U.S. officials, analysts say Syria intervention unlikely, as Pentagon mulls options

Even as top American officials say they have no plans for military intervention in Syria, the Pentagon is reportedly reviewing its options as the death toll continues to mount in Syria's ten-month crackdown.

Still, American officials and analysts said talk of any Libya-style military intervention in Syria is highly premature.

"Obama, Rice, Clinton have ruled out military intervention," former Pentagon Syria and Lebanon analyst David Schenker told Yahoo News Wednesday. Reports that the Pentagon is reviewing Syria options "make it sound like they are doing something. It doesn't strike me as a serious threat" to use force, he said.

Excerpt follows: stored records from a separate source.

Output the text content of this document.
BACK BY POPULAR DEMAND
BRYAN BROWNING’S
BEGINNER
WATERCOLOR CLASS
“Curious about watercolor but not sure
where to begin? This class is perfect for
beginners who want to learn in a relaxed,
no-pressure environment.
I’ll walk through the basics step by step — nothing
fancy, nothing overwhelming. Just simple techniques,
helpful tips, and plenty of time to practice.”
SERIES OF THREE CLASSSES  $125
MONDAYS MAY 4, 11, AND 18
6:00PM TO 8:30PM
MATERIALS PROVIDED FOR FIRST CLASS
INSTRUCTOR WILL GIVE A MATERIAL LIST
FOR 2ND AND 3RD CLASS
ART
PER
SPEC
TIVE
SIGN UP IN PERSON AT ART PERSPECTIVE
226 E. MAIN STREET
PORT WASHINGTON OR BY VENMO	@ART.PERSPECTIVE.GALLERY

"The Pentagon is constantly reviewing plans, taking plans off the shelf, looking at them, honing them, updating them," Schenker continued.

In an interview with NBC's Matt Lauer taped last Sunday, President Obama downplayed prospects for action. "I think it is very important for us to try to resolve this without recourse to outside military intervention, and I think that's possible," he said. On Tuesday, U.S. ambassador to the United Nations Susan Rice said the same to CNN's Wolf Blitzer:"Before we start talking about military options, we very much want to ensure that we have exhausted all the political, economic and diplomatic means at our disposal."

Why are American so reluctant to militarily intervene in Syria, given that they were quick to launch a NATO-led no-fly zone over Libya last March?

"Syria is a lot more complicated," Schenker said, noting its borders with Lebanon, Jordan, Iraq, Turkey, and Israel, sectarian divisions, and arsenal of anti-aircraft weapons. "It would be a far more complex operation."